Egbon Osafu Augustine, Hickey John W, Anchang Benedict
Biostatistics and Computational Biology Branch, National Institute of Environmental Health Sciences, 111 T W Alexander Dr Rall Building, Research Triangle Park, 27709, Durham, NC, United States.
Center for Cancer Research, National Cancer Institute, Bethesda, MD 20892, United States.
Brief Bioinform. 2025 May 1;26(3). doi: 10.1093/bib/bbaf277.
Understanding how cells respond to biological perturbations over time and across tissues is key to identifying regulators and networks that inform personalized medicine. Current methods struggle to quantify these dynamic influences in complex multicellular or multitissue systems, especially using single-cell data with spatial and temporal resolution. To address this, we introduce Perturb-STNet, a novel framework that leverages network-based spatiotemporal models to rank spatial and temporal differentially expressed regulators due to perturbation (pSTDERs) driving developmental and disease processes. Perturb-STNet identifies significant pSTDERs, estimates dynamic regulatory networks, and provides detailed visualizations of regulator, cell, and neighborhood interactions critical for understanding disease progression and therapeutic responses. We validated Perturb-STNet using synthetic data and epithelial-to-mesenchymal transition lung cancer data, showing superior performance compared to standard methods. Additionally, we applied it to CODEX single-cell imaging temporal data from a murine melanoma model to study CD8+ T-cell therapy effects, and to MERFISH spatial transcriptomics temporal data to explore inflammation and tissue repair in colitis. In melanoma, Perturb-STNet uncovered regulators like KLRG1 and CD79b, along with mediating pairs and triples (IgD-H2kb, PDL1-H2kb, NKP46-CD117, and FOXP3-CD5-CD25), revealing therapeutic strategies including checkpoint inhibition by targeting PDL1-H2kb to restore CD8+ T cell function, Treg depletion through inhibition of FOXP3-CD5-CD25 axis, and NK cell activation by enhancing NKP46-CD117 interactions. In colitis, Perturb-STNet identified key genes (Csf1r, Col6a1, Lgr4, Myc, and Fzd5) and mediator pairs (Itga5-Flnc, Cd68-Csf1r, Csf1r-Cx3cl1, and Tnfrsf1b-Bmp1) involved in immune regulation, matrix remodeling, and epithelial repair, offering potential therapeutic targets. Overall, Perturb-STNet enables robust identification of spatiotemporal regulatory networks in single-cell perturbation data across diverse disease contexts.

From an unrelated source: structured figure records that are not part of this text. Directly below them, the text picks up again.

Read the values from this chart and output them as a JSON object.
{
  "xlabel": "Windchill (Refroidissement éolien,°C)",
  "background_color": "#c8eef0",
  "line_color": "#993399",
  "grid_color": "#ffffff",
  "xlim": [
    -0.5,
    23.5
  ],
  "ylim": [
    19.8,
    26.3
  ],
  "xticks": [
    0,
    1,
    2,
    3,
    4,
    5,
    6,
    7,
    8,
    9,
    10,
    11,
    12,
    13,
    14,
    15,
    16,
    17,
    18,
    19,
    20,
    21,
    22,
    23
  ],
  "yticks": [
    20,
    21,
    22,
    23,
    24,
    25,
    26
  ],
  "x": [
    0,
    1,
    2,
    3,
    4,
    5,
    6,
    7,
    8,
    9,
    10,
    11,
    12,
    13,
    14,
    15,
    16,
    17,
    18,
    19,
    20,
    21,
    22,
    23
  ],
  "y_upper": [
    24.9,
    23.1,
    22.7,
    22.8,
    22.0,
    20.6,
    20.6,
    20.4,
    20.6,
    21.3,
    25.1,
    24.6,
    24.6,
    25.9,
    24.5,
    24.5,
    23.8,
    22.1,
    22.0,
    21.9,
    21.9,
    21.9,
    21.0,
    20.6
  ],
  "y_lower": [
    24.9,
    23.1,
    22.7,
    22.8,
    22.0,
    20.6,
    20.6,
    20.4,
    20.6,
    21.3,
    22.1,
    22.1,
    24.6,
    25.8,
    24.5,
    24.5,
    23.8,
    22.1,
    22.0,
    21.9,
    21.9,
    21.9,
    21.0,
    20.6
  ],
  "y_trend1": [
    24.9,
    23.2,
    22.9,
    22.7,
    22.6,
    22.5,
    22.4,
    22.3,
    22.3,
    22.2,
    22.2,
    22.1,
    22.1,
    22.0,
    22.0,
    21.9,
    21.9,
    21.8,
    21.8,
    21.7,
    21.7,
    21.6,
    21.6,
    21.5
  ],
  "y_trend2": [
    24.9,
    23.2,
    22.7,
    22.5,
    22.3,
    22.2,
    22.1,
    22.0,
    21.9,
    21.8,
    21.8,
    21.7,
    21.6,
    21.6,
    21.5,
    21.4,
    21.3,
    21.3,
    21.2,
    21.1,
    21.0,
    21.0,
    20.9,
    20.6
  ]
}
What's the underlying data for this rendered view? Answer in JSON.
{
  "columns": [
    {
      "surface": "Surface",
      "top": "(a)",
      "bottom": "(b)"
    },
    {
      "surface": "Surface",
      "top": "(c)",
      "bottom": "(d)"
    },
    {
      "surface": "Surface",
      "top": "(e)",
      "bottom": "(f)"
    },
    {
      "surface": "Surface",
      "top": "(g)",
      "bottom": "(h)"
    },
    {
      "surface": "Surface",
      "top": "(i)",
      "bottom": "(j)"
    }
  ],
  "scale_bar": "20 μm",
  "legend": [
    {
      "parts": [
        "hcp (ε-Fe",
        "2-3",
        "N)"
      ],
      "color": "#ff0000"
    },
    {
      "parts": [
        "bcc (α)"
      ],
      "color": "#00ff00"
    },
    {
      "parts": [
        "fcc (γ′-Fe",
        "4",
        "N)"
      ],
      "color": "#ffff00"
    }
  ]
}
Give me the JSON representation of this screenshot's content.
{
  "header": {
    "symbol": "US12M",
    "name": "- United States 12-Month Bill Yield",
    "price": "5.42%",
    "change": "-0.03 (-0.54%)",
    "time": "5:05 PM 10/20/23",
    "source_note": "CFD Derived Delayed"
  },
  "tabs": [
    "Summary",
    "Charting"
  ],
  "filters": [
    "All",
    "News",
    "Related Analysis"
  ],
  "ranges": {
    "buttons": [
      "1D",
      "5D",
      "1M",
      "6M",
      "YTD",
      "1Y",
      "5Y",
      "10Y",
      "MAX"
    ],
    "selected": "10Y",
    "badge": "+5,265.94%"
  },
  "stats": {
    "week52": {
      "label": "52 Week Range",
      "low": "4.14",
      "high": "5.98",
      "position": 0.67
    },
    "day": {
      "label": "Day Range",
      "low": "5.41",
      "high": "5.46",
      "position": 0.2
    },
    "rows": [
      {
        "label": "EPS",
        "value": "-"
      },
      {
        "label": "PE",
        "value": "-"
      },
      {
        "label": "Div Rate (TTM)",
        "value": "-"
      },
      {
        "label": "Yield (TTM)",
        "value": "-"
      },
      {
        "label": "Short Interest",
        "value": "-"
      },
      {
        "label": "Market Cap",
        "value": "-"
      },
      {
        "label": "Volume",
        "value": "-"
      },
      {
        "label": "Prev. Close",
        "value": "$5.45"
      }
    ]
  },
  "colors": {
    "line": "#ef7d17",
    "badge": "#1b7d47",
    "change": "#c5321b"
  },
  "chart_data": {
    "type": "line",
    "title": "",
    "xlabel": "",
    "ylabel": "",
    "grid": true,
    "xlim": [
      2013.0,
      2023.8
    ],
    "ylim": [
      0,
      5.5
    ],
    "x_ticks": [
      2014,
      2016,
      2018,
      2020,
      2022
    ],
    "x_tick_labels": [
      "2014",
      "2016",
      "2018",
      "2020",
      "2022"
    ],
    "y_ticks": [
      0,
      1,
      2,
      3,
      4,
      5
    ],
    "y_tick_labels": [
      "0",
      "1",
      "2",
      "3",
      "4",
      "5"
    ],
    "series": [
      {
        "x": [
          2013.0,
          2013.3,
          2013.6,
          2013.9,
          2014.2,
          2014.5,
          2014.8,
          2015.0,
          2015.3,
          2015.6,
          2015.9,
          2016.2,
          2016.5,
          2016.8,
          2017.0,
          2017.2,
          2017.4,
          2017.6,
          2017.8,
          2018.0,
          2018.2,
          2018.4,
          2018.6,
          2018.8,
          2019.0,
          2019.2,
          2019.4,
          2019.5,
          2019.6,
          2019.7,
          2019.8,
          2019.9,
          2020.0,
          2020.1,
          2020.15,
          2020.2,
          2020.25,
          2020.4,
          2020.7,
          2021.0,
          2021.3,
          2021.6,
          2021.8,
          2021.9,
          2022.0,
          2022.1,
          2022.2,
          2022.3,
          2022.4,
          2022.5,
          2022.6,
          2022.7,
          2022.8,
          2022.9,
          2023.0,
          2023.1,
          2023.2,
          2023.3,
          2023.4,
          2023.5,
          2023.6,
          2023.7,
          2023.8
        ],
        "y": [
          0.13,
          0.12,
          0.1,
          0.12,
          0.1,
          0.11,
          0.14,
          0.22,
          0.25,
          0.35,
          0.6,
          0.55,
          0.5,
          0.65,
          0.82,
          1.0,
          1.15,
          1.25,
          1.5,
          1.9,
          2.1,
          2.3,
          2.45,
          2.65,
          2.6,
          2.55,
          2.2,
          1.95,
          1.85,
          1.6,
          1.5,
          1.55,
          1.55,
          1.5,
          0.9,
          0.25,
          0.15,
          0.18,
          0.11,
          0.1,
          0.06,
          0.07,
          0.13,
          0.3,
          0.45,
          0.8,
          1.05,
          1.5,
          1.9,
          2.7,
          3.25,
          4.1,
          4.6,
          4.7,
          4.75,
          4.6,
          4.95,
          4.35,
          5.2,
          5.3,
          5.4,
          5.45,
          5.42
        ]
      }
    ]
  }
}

了解细胞如何随时间推移以及在不同组织中对生物扰动做出反应,是识别可为个性化医疗提供信息的调节因子和网络的关键。当前的方法难以在复杂的多细胞或多组织系统中量化这些动态影响,尤其是使用具有空间和时间分辨率的单细胞数据时。为了解决这一问题,我们引入了Perturb-STNet,这是一个新颖的框架,它利用基于网络的时空模型对由于驱动发育和疾病过程的扰动(pSTDERs)而产生的空间和时间差异表达调节因子进行排序。Perturb-STNet可识别显著的pSTDERs,估计动态调节网络,并提供调节因子、细胞和邻域相互作用的详细可视化,这对于理解疾病进展和治疗反应至关重要。我们使用合成数据和上皮-间质转化肺癌数据对Perturb-STNet进行了验证,结果表明其性能优于标准方法。此外,我们将其应用于来自小鼠黑色素瘤模型的CODEX单细胞成像时间数据,以研究CD8+ T细胞疗法的效果,并应用于MERFISH空间转录组学时间数据,以探索结肠炎中的炎症和组织修复。在黑色素瘤中,Perturb-STNet发现了如KLRG1和CD79b等调节因子,以及介导对和三元组(IgD-H2kb、PDL1-H2kb、NKP46-CD117和FOXP3-CD5-CD25),揭示了治疗策略,包括通过靶向PDL1-H2kb恢复CD8+ T细胞功能的检查点抑制、通过抑制FOXP3-CD5-CD25轴清除调节性T细胞以及通过增强NKP46-CD117相互作用激活NK细胞。在结肠炎中,Perturb-STNet识别出参与免疫调节、基质重塑和上皮修复的关键基因(Csf1r、Col6a1、Lgr4、Myc和Fzd5)和介导对(Itga5-Flnc、Cd68-Csf1r、Csf1r-Cx3cl1和Tnfrsf1b-Bmp1),提供了潜在的治疗靶点。总体而言,Perturb-STNet能够在不同疾病背景下的单细胞扰动数据中稳健地识别时空调节网络。